US drone strike kills six in Pakistan
US drones yesterday resumed missile attacks in Pakistan for the first time in a month, killing six fighters from the Al-Qaeda-linked Haqqani network on the Afghan border, officials said.
Unmanned aircraft fired four missiles into a vehicle travelling through the South Waziristan district, targeting a common root for Taliban and Al-Qaeda-linked militants who infiltrate Afghanistan to attack US troops.
"It was a US drone attack. Four missiles were fired. The target was a vehicle. Several militants were killed. The death toll is six," a Pakistani military official told AFP on condition of anonymity.
Another Pakistani security official confirmed the same details of the attack near the small town of Angoor Adda in South Waziristan, around six kilometres from the border with Afghanistan.
Pakistani intelligence officials said the dead belonged to the Haqqani group, an Al-Qaeda ally.
Pakistani Prime Minister Yousuf Raza Gilani yesterday criticised US drone strikes in his country's tribal belt, saying they undermined anti-terror efforts.
Gilani said his government had convinced other countries of the world through diplomatic channels that "these drone attacks are creating problems for us."

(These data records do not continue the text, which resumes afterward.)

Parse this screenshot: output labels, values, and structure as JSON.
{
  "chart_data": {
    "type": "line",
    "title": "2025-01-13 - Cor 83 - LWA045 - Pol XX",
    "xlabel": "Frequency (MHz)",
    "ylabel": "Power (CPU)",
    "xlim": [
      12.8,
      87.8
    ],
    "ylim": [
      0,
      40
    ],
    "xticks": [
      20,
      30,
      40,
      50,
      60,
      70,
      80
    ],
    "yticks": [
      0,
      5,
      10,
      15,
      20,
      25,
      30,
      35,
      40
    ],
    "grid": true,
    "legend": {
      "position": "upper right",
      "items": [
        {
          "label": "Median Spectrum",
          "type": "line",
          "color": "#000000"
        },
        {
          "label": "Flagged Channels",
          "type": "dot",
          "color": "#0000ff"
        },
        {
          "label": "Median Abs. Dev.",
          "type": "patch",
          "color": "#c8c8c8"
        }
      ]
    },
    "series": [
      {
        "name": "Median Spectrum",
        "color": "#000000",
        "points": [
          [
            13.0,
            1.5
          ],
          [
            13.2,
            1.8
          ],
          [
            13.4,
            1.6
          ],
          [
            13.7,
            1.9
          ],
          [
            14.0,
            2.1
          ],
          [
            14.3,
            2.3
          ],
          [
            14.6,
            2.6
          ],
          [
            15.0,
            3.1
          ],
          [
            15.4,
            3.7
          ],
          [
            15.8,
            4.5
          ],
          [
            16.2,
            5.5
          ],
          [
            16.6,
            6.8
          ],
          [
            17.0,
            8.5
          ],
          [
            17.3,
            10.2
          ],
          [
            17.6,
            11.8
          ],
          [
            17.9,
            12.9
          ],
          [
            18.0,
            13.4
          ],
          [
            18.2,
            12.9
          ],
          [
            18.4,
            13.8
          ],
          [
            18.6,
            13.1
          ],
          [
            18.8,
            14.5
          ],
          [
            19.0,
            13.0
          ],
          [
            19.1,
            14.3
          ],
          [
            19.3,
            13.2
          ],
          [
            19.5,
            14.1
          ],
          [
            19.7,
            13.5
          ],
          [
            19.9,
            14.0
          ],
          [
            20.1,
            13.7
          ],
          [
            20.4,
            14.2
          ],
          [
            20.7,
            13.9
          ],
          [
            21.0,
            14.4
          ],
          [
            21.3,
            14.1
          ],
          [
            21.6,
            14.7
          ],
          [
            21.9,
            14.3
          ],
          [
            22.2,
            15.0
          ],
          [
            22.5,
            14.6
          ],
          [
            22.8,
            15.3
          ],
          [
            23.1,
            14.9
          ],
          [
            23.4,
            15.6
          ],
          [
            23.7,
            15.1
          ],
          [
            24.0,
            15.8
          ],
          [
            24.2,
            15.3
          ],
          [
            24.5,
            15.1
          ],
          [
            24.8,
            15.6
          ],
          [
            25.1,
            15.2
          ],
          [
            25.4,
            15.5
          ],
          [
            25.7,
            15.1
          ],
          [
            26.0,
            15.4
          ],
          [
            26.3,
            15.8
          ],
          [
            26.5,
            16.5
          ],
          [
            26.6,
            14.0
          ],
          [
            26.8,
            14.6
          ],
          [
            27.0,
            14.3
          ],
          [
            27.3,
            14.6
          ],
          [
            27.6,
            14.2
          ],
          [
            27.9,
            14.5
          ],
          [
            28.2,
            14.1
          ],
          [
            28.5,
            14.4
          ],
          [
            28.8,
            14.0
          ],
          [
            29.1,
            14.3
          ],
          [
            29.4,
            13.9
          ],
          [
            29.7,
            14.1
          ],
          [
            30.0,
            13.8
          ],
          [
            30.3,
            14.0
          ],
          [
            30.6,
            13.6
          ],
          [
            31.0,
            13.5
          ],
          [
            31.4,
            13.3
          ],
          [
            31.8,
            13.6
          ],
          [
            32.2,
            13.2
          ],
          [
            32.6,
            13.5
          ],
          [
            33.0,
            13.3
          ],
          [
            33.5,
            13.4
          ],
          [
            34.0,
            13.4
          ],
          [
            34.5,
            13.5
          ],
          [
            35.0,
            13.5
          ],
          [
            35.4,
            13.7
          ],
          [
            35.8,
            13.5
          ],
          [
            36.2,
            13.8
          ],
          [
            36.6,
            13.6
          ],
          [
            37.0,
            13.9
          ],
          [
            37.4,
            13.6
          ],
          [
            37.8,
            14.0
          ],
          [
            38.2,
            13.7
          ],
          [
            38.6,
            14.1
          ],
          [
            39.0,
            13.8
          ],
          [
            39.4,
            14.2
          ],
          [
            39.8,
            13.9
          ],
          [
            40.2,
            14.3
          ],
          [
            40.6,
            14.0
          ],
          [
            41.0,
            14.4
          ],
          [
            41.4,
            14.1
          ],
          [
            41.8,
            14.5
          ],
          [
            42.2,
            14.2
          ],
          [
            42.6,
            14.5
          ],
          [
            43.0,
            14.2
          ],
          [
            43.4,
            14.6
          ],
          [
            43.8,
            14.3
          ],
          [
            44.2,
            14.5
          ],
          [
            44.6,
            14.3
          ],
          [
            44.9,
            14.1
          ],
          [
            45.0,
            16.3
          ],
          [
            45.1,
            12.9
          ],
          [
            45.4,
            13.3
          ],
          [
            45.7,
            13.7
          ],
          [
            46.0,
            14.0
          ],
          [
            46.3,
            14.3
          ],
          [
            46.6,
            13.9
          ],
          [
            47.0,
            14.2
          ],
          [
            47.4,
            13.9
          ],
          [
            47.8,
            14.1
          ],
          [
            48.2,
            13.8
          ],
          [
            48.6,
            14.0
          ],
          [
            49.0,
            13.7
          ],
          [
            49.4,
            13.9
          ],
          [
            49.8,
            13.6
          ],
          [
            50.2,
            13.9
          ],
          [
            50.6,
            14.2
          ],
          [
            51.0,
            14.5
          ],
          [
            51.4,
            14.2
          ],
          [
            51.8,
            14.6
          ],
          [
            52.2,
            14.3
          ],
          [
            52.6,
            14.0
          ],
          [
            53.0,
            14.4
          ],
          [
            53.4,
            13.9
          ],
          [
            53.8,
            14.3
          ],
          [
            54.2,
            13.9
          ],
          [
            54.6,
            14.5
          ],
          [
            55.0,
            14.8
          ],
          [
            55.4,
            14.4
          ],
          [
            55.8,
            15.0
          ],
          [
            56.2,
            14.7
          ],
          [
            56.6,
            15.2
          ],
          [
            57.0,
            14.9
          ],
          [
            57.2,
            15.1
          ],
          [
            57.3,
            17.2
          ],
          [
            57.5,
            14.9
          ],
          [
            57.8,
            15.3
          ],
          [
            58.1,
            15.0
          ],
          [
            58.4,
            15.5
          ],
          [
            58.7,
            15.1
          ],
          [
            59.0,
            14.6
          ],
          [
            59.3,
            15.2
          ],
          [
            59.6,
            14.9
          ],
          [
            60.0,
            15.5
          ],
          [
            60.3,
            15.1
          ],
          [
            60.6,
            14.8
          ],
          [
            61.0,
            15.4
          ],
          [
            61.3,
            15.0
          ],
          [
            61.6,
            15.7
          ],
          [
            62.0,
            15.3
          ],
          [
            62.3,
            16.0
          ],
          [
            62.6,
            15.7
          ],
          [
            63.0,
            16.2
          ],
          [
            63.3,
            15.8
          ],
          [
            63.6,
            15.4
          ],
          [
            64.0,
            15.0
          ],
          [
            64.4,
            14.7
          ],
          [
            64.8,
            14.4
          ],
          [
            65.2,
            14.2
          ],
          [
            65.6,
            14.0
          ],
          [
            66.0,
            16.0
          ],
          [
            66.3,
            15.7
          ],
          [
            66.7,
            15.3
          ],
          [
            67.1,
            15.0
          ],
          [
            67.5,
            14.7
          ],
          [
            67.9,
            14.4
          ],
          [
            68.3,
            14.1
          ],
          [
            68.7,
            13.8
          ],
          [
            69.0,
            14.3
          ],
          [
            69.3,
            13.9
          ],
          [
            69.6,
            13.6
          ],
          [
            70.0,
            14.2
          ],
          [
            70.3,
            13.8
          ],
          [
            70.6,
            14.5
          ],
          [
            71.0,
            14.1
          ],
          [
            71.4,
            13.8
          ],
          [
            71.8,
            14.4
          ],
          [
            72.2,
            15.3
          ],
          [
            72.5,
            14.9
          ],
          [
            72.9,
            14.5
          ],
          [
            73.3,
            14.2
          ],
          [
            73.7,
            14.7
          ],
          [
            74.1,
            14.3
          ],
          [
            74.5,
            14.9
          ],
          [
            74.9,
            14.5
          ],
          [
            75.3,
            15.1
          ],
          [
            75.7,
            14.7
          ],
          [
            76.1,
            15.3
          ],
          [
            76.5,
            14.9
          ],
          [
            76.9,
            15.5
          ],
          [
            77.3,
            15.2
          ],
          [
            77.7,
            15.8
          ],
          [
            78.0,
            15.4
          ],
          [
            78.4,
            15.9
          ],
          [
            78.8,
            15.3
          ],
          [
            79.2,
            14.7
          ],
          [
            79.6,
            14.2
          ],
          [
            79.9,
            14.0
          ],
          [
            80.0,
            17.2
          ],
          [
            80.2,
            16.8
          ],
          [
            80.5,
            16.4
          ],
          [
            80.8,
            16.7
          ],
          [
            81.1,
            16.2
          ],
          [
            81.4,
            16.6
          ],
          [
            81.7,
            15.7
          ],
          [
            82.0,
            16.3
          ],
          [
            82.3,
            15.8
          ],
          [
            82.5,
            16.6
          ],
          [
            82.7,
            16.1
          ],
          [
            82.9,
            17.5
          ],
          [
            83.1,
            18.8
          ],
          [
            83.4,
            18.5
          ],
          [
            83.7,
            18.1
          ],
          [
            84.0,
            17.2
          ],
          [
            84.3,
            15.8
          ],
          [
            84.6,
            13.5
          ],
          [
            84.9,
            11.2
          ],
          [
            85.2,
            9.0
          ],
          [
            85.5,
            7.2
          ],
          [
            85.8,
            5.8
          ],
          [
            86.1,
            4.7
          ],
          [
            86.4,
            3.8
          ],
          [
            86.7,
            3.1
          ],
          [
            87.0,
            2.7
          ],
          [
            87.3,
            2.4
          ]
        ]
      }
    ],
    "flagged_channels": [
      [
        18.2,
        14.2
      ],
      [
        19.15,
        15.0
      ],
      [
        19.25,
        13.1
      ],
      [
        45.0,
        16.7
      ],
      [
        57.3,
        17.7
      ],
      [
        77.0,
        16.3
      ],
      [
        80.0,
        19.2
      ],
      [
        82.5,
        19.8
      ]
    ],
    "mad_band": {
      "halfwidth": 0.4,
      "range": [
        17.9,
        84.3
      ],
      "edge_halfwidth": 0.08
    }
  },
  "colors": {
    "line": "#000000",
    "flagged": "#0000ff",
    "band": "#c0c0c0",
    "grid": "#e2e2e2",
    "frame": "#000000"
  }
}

"Under a well-thought-out strategy we had separated the tribes from militants, but when drone attacks occur, militants and tribes unite again, which is difficult for us to sustain politically and it also create difficulties for the military operations," Gilani said.
The attack came just one day after a Washington meeting between Lieutenant General Ahmad Shuja Pasha, the chief of Pakistan's Inter-Services Intelligence agency, and Leon Panetta, director of the CIA, which runs the drone war.
It was the first missile strike since March 17, when Pakistan's civilian and military leaders strongly protested over a US drone attack that killed 39 people, including civilians and police, in North Waziristan.
This week, the New York Times reported that Pakistan told the United States to rein in drone strikes and slash the number of CIA agents and special forces operating in the conservative, nuclear-armed Muslim country.
The paper said the order highlighted the near collapse of US-Pakistani cooperation since a CIA contractor shot and killed two men who allegedly tried to rob him in broad daylight on the streets of Lahore in January.